People who represent SAP customers find its new AI policy concerning.
“SAP is changing the rules midgame on how customers can get their own data out of their own SAP systems, and that hits every [chief information officer] who built an AI road map assuming open access to” data in SAP’s apps, said Mietske van Ravesteijn, a commercial lead at Redress Compliance, which negotiates software licensing agreements.
Firms such as SAP have plenty of reasons to be concerned about the AI agent threat from OpenAI and others. During an investor presentation earlier this year, for instance, OpenAI leaders said they expected the company’s future products targeting businesses to replace software from firms including Salesforce, Workday, Adobe and Atlassian, The Information reported.
SAP’s shares are down around 28% this year and more than 40% over the past 12 months, largely due to investors’ fears about how AI could affect its business. AI threats don’t appear to have impacted its revenue growth and profits so far. Similarly, Atlassian shares soared last week after the software firm reported a big jump in revenue, suggesting AI hasn’t hit it hard either, though its stock price is still down 40% this year.
A spokesperson said in a statement that “SAP is working with its partners to define access” for AI agents and that the company already allows customers to use agents powered by Microsoft, Google, Amazon and IBM to access their data in SAP apps. They said SAP has “great engineering collaboration with different frontier AI companies, including Anthropic, and we will be publishing more agentic integration architectures soon.”

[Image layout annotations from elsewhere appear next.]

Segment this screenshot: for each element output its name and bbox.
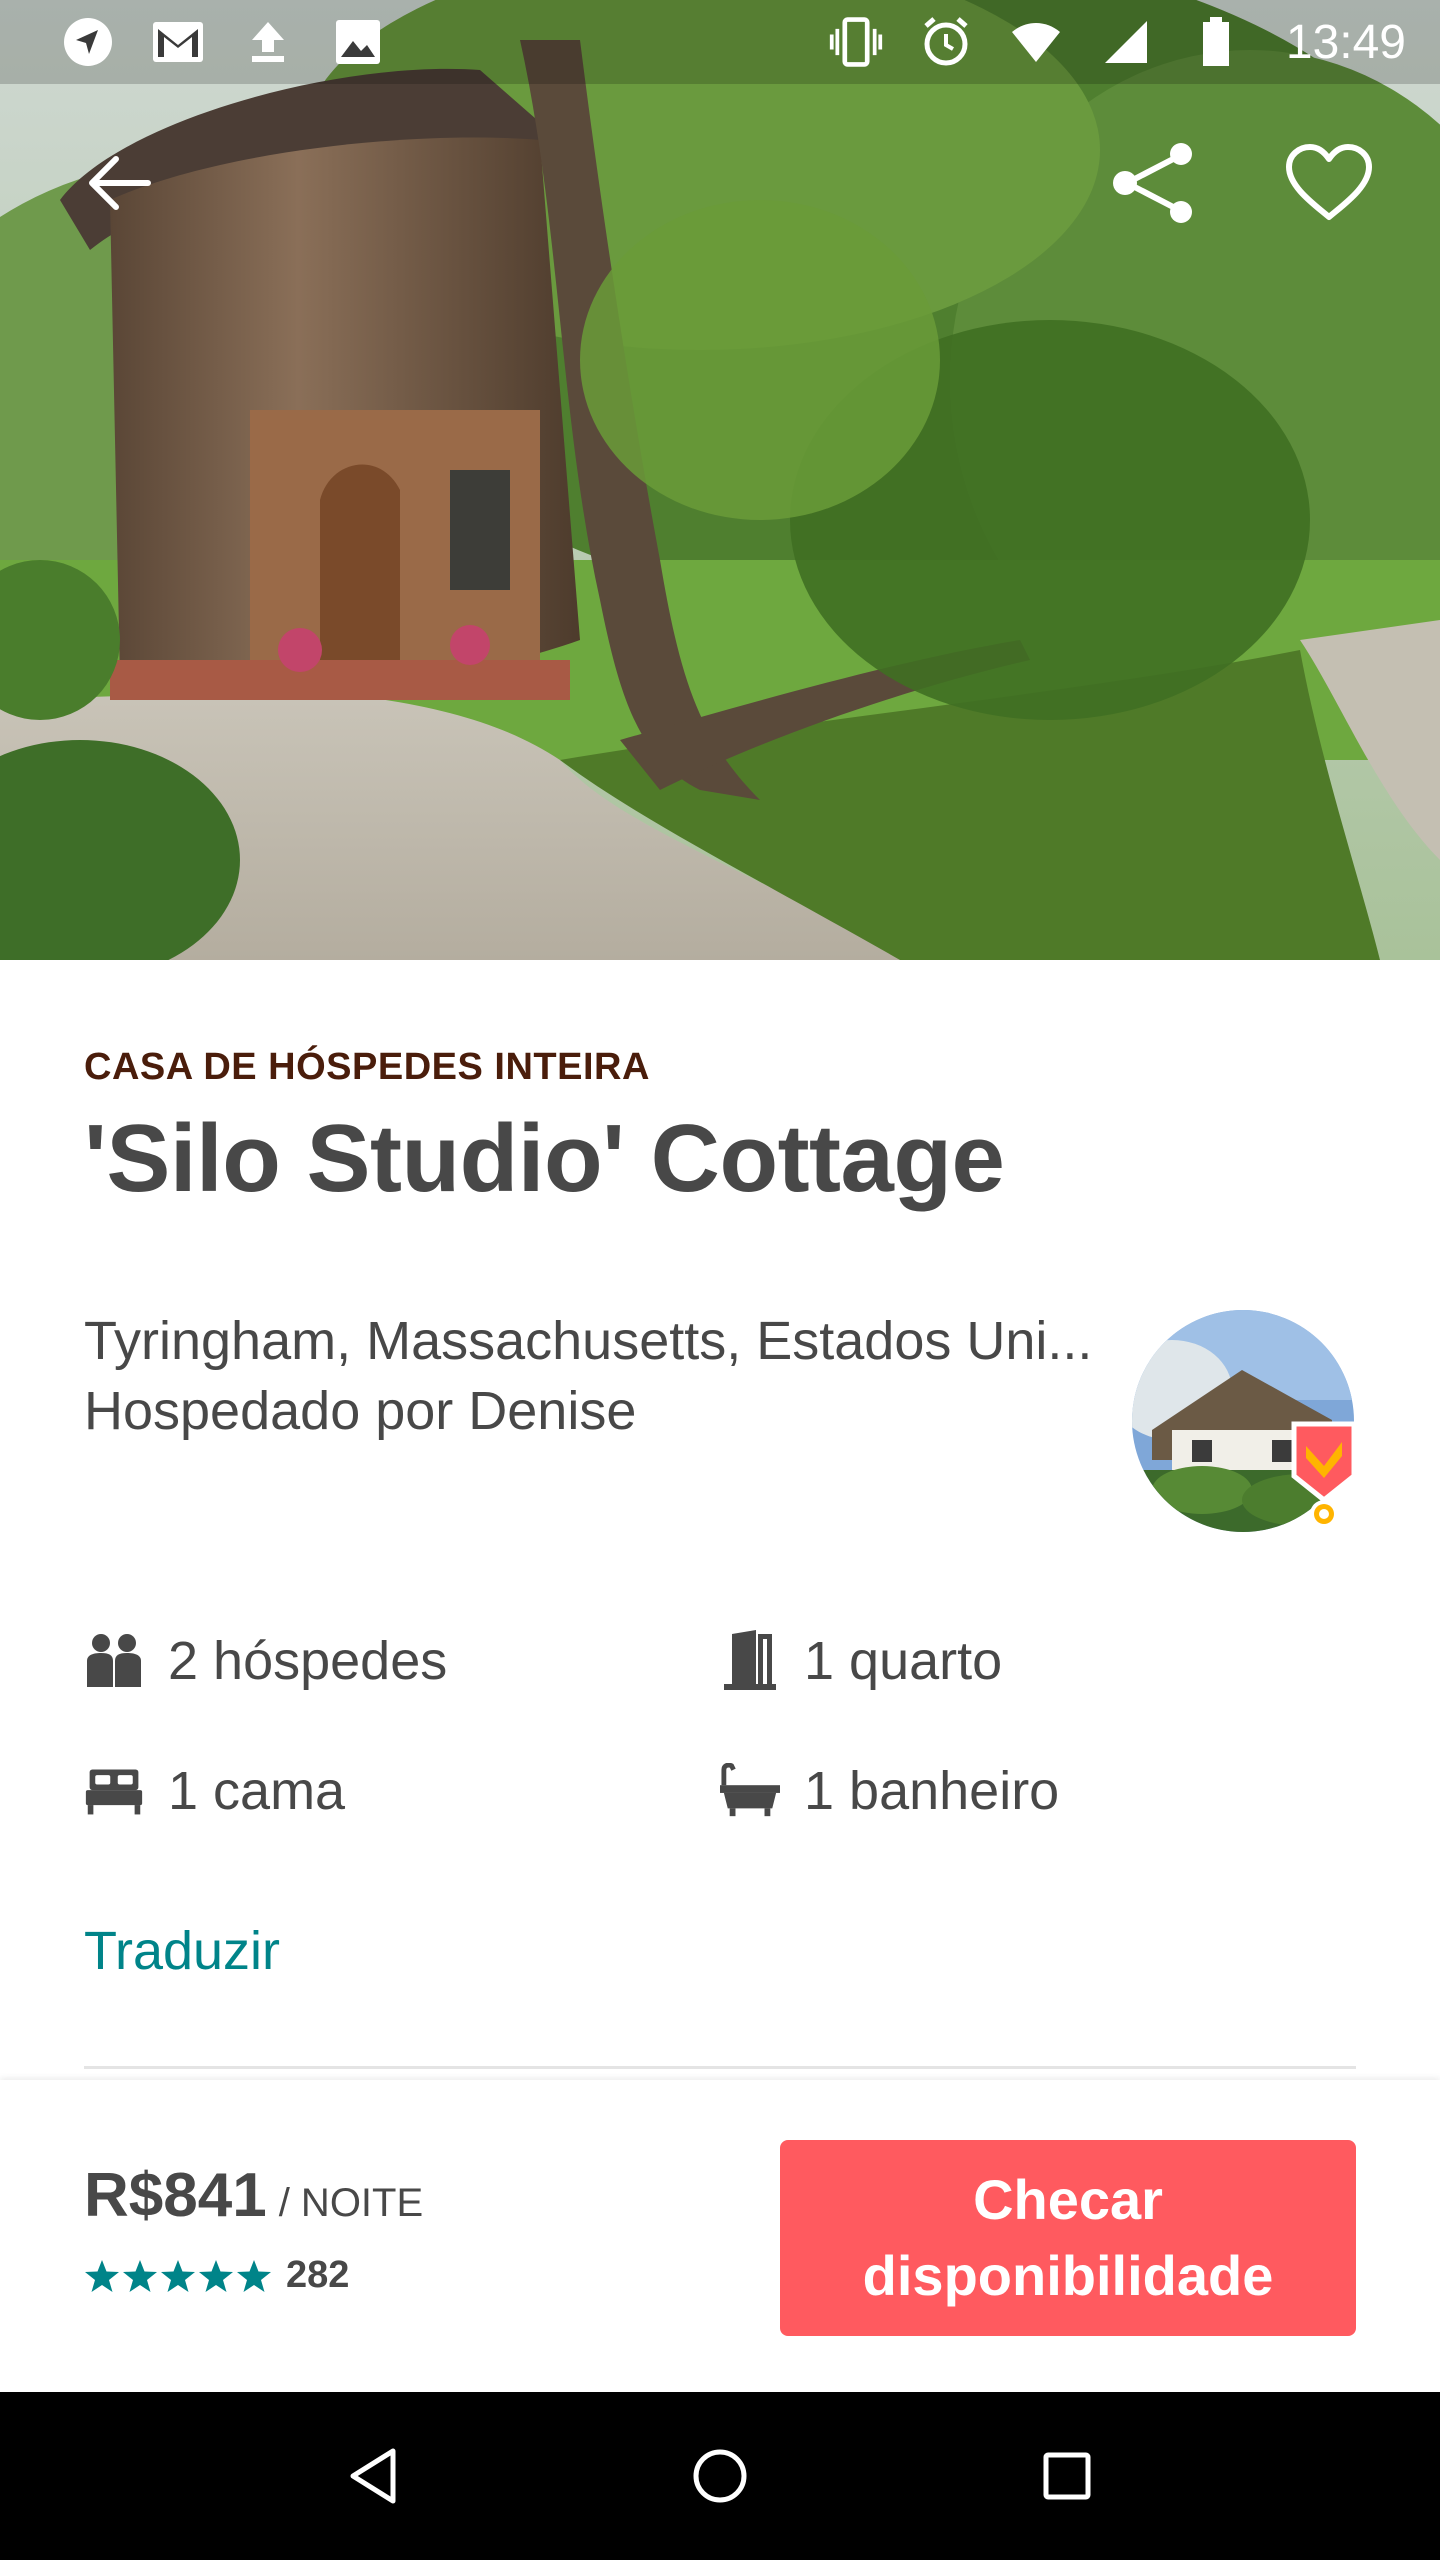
listing-title: 'Silo Studio' Cottage — [84, 1105, 1005, 1212]
wifi-icon — [1008, 14, 1064, 70]
signal-icon — [1098, 14, 1154, 70]
star-icon — [123, 2259, 157, 2292]
per-night-label: / NOITE — [278, 2181, 424, 2225]
status-bar: 13:49 — [0, 0, 1440, 84]
review-count: 282 — [286, 2254, 350, 2296]
amenity-rooms-label: 1 quarto — [804, 1631, 1003, 1691]
star-icon — [161, 2259, 195, 2292]
amenity-baths: 1 banheiro — [720, 1760, 1059, 1822]
nav-home-button[interactable] — [670, 2426, 770, 2526]
alarm-icon — [918, 14, 974, 70]
vibrate-icon — [828, 14, 884, 70]
bed-icon — [84, 1761, 144, 1821]
listing-hero-photo[interactable]: 13:49 — [0, 0, 1440, 960]
gmail-icon — [150, 14, 206, 70]
section-divider — [84, 2066, 1356, 2069]
listing-location: Tyringham, Massachusetts, Estados Uni... — [84, 1311, 1093, 1371]
translate-link[interactable]: Traduzir — [84, 1920, 280, 1982]
image-icon — [330, 14, 386, 70]
back-button[interactable] — [64, 128, 174, 238]
cottage-photo — [0, 0, 1440, 960]
listing-type-label: CASA DE HÓSPEDES INTEIRA — [84, 1046, 650, 1088]
amenity-rooms: 1 quarto — [720, 1630, 1002, 1692]
share-button[interactable] — [1098, 128, 1208, 238]
share-icon — [1113, 143, 1192, 223]
save-to-wishlist-button[interactable] — [1274, 128, 1384, 238]
heart-icon — [1286, 144, 1372, 220]
recents-square-icon — [1043, 2452, 1091, 2500]
star-icon — [199, 2259, 233, 2292]
bathtub-icon — [720, 1761, 780, 1821]
clock: 13:49 — [1285, 15, 1406, 69]
amenity-beds: 1 cama — [84, 1760, 345, 1822]
price-block: R$841 / NOITE — [84, 2160, 423, 2231]
host-line: Hospedado por Denise — [84, 1381, 637, 1441]
amenity-guests-label: 2 hóspedes — [168, 1631, 448, 1691]
star-icon — [85, 2259, 119, 2292]
back-triangle-icon — [350, 2448, 396, 2504]
amenity-baths-label: 1 banheiro — [804, 1761, 1060, 1821]
star-rating — [84, 2259, 272, 2293]
back-arrow-icon — [89, 156, 151, 210]
check-availability-line1: Checar — [973, 2168, 1163, 2231]
guests-icon — [84, 1631, 144, 1691]
navigation-icon — [60, 14, 116, 70]
star-icon — [237, 2259, 271, 2292]
android-nav-bar — [0, 2392, 1440, 2560]
amenity-beds-label: 1 cama — [168, 1761, 346, 1821]
nightly-price: R$841 — [84, 2161, 267, 2230]
door-icon — [720, 1630, 780, 1691]
battery-icon — [1188, 14, 1244, 70]
check-availability-line2: disponibilidade — [862, 2244, 1274, 2307]
upload-icon — [240, 14, 296, 70]
check-availability-button[interactable]: Checar disponibilidade — [780, 2140, 1356, 2336]
amenity-guests: 2 hóspedes — [84, 1630, 447, 1692]
rating-summary[interactable]: 282 — [84, 2254, 349, 2297]
superhost-badge-icon — [1290, 1420, 1358, 1532]
home-circle-icon — [693, 2449, 747, 2503]
nav-back-button[interactable] — [323, 2426, 423, 2526]
nav-recents-button[interactable] — [1017, 2426, 1117, 2526]
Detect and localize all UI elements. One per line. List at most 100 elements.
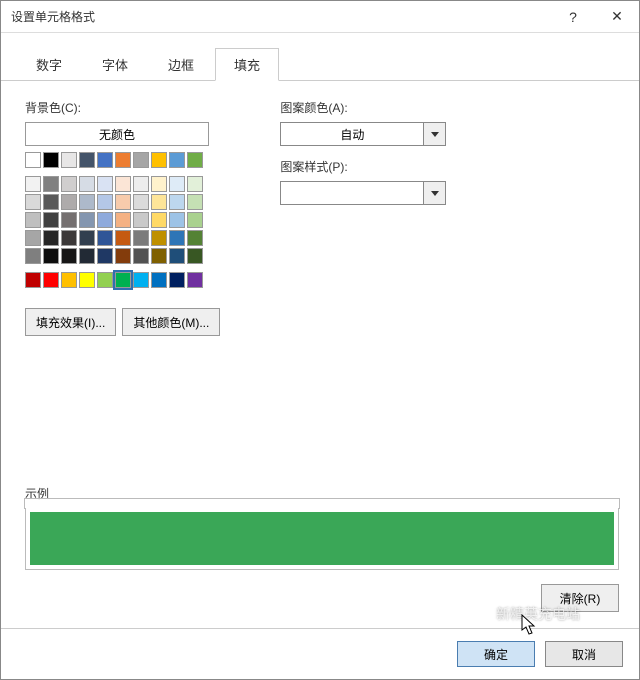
theme-color-row <box>25 152 220 170</box>
pattern-color-dropdown[interactable]: 自动 <box>280 122 446 146</box>
chevron-down-icon <box>423 123 445 145</box>
color-swatch[interactable] <box>25 272 41 288</box>
color-swatch[interactable] <box>151 152 167 168</box>
color-swatch[interactable] <box>187 212 203 228</box>
color-swatch[interactable] <box>151 176 167 192</box>
tab-填充[interactable]: 填充 <box>215 48 279 81</box>
tab-字体[interactable]: 字体 <box>83 48 147 81</box>
color-swatch[interactable] <box>79 176 95 192</box>
color-swatch[interactable] <box>151 272 167 288</box>
color-swatch[interactable] <box>115 230 131 246</box>
color-swatch[interactable] <box>61 272 77 288</box>
color-swatch[interactable] <box>97 212 113 228</box>
color-swatch[interactable] <box>169 194 185 210</box>
color-swatch[interactable] <box>169 152 185 168</box>
color-swatch[interactable] <box>187 230 203 246</box>
color-swatch[interactable] <box>133 248 149 264</box>
color-swatch[interactable] <box>25 230 41 246</box>
color-swatch[interactable] <box>43 176 59 192</box>
chevron-down-icon <box>423 182 445 204</box>
color-swatch[interactable] <box>61 152 77 168</box>
help-button[interactable]: ? <box>551 1 595 33</box>
color-swatch[interactable] <box>25 152 41 168</box>
color-swatch[interactable] <box>115 248 131 264</box>
color-swatch[interactable] <box>43 152 59 168</box>
color-swatch[interactable] <box>115 212 131 228</box>
color-swatch[interactable] <box>97 152 113 168</box>
color-swatch[interactable] <box>25 212 41 228</box>
color-swatch[interactable] <box>43 230 59 246</box>
no-color-button[interactable]: 无颜色 <box>25 122 209 146</box>
color-swatch[interactable] <box>115 176 131 192</box>
color-swatch[interactable] <box>79 248 95 264</box>
sample-preview <box>25 508 619 570</box>
color-swatch[interactable] <box>169 212 185 228</box>
color-swatch[interactable] <box>97 248 113 264</box>
color-swatch[interactable] <box>169 176 185 192</box>
color-swatch[interactable] <box>61 194 77 210</box>
color-swatch[interactable] <box>115 152 131 168</box>
color-swatch[interactable] <box>133 152 149 168</box>
color-swatch[interactable] <box>115 194 131 210</box>
fill-effects-button[interactable]: 填充效果(I)... <box>25 308 116 336</box>
format-cells-dialog: 设置单元格格式 ? ✕ 数字字体边框填充 背景色(C): 无颜色 填充效果(I)… <box>0 0 640 680</box>
sample-fill <box>30 512 614 565</box>
color-swatch[interactable] <box>97 194 113 210</box>
clear-button[interactable]: 清除(R) <box>541 584 619 612</box>
close-button[interactable]: ✕ <box>595 1 639 33</box>
color-swatch[interactable] <box>151 230 167 246</box>
color-swatch[interactable] <box>187 272 203 288</box>
color-swatch[interactable] <box>97 272 113 288</box>
color-swatch[interactable] <box>25 248 41 264</box>
pattern-style-dropdown[interactable] <box>280 181 446 205</box>
tab-bar: 数字字体边框填充 <box>1 33 639 81</box>
color-swatch[interactable] <box>61 230 77 246</box>
color-swatch[interactable] <box>43 194 59 210</box>
cancel-button[interactable]: 取消 <box>545 641 623 667</box>
color-swatch[interactable] <box>133 272 149 288</box>
background-color-section: 背景色(C): 无颜色 填充效果(I)... 其他颜色(M)... <box>25 99 220 336</box>
color-swatch[interactable] <box>133 194 149 210</box>
color-swatch[interactable] <box>133 230 149 246</box>
color-swatch[interactable] <box>115 272 131 288</box>
color-swatch[interactable] <box>43 272 59 288</box>
color-swatch[interactable] <box>169 272 185 288</box>
color-swatch[interactable] <box>97 176 113 192</box>
color-swatch[interactable] <box>187 248 203 264</box>
ok-button[interactable]: 确定 <box>457 641 535 667</box>
color-swatch[interactable] <box>79 212 95 228</box>
color-swatch[interactable] <box>169 248 185 264</box>
titlebar: 设置单元格格式 ? ✕ <box>1 1 639 33</box>
fill-panel: 背景色(C): 无颜色 填充效果(I)... 其他颜色(M)... 图案颜色(A… <box>1 81 639 628</box>
color-swatch[interactable] <box>151 212 167 228</box>
color-swatch[interactable] <box>187 176 203 192</box>
pattern-section: 图案颜色(A): 自动 图案样式(P): <box>280 99 446 336</box>
color-swatch[interactable] <box>187 194 203 210</box>
shade-color-grid <box>25 176 220 266</box>
color-swatch[interactable] <box>79 272 95 288</box>
color-swatch[interactable] <box>61 176 77 192</box>
color-swatch[interactable] <box>97 230 113 246</box>
color-swatch[interactable] <box>133 176 149 192</box>
color-swatch[interactable] <box>61 212 77 228</box>
color-swatch[interactable] <box>187 152 203 168</box>
color-swatch[interactable] <box>169 230 185 246</box>
color-swatch[interactable] <box>133 212 149 228</box>
color-swatch[interactable] <box>79 194 95 210</box>
pattern-color-value: 自动 <box>281 126 423 143</box>
more-colors-button[interactable]: 其他颜色(M)... <box>122 308 220 336</box>
color-swatch[interactable] <box>43 248 59 264</box>
color-swatch[interactable] <box>79 230 95 246</box>
tab-数字[interactable]: 数字 <box>17 48 81 81</box>
tab-边框[interactable]: 边框 <box>149 48 213 81</box>
standard-color-row <box>25 272 220 290</box>
color-swatch[interactable] <box>25 176 41 192</box>
color-swatch[interactable] <box>43 212 59 228</box>
color-swatch[interactable] <box>25 194 41 210</box>
color-swatch[interactable] <box>151 194 167 210</box>
color-swatch[interactable] <box>79 152 95 168</box>
color-swatch[interactable] <box>61 248 77 264</box>
background-color-label: 背景色(C): <box>25 99 220 116</box>
color-swatch[interactable] <box>151 248 167 264</box>
pattern-color-label: 图案颜色(A): <box>280 99 446 116</box>
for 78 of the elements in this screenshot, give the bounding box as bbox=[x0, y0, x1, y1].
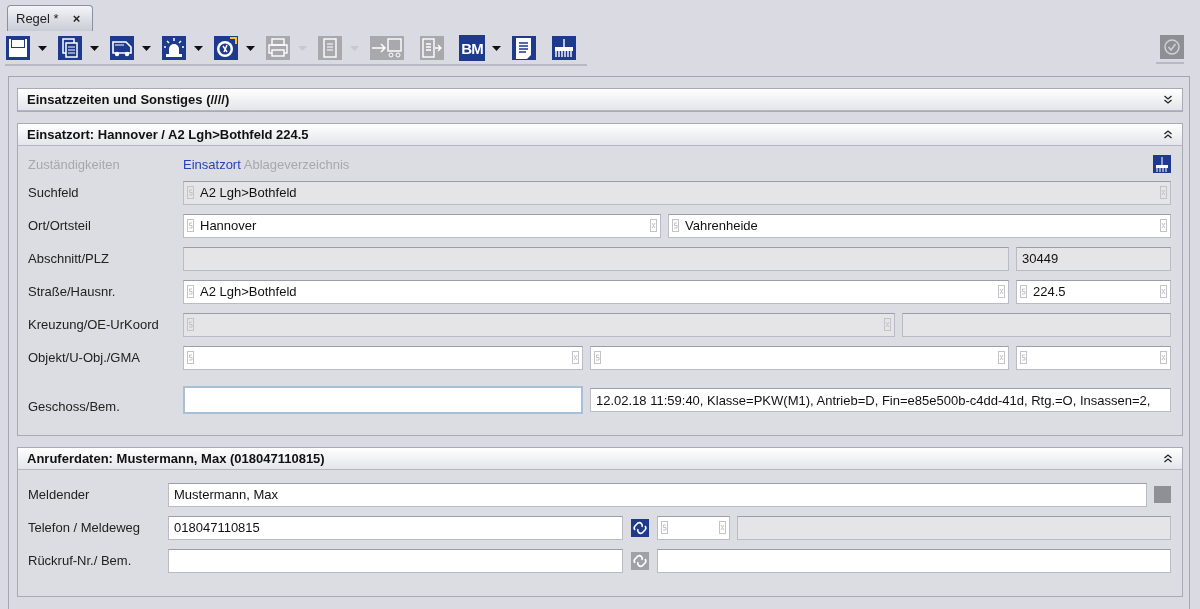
clear-icon bbox=[1160, 351, 1167, 364]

That suggests SAP may be near a deal to allow Anthropic’s Claude Code or Cowork customers to access their data in SAP. (Spokespeople for Anthropic and for OpenAI, which is developing its own product for creating AI agents that access enterprise apps, didn’t respond to requests for comment.)
On the other hand, the spokesperson said, “open-source AI agent harnesses” like OpenClaw have “documented security and enterprise readiness risks that must be assessed before connecting them to productive enterprise systems.”
‘Short-Term Pain’
Klein, on an earnings call last month, said SAP and its software peers are likely to experience “short-term pain” as they figure out how to develop and sell AI products.
Some of SAP’s peers are striking a similar harsh tone toward external AI agents. Executives at Workday and HubSpot have indicated they’re not happy with AI agents tapping data in their systems. Workday, Salesforce and ServiceNow have said they would essentially erect tollgates to monetize such traffic, a departure from the free flow of data most software companies have allowed between their applications and others in the past.
SAP leaders have long sought to protect the company’s status as a central place where customers store their data. Several years ago, these leaders, including Klein, became concerned that some customers were using other software firms’ analytics tools to handle data they stored with SAP, according to the former manager. The same issue has arisen in the generative AI era, as customers now use the latest tools from AI firms to analyze their SAP data, this person said.
AI agents pose a similar kind of threat. Many SAP customers build custom software to map out the multiple steps needed to complete tasks like approving expense reports, processing invoices and bringing on new employees. Customers can’t take this code with them if they switch to another provider, which helps SAP keep them in the fold. But agents typically tap applications from multiple providers to carry out their work, which means customers don’t have to rely as much on SAP applications.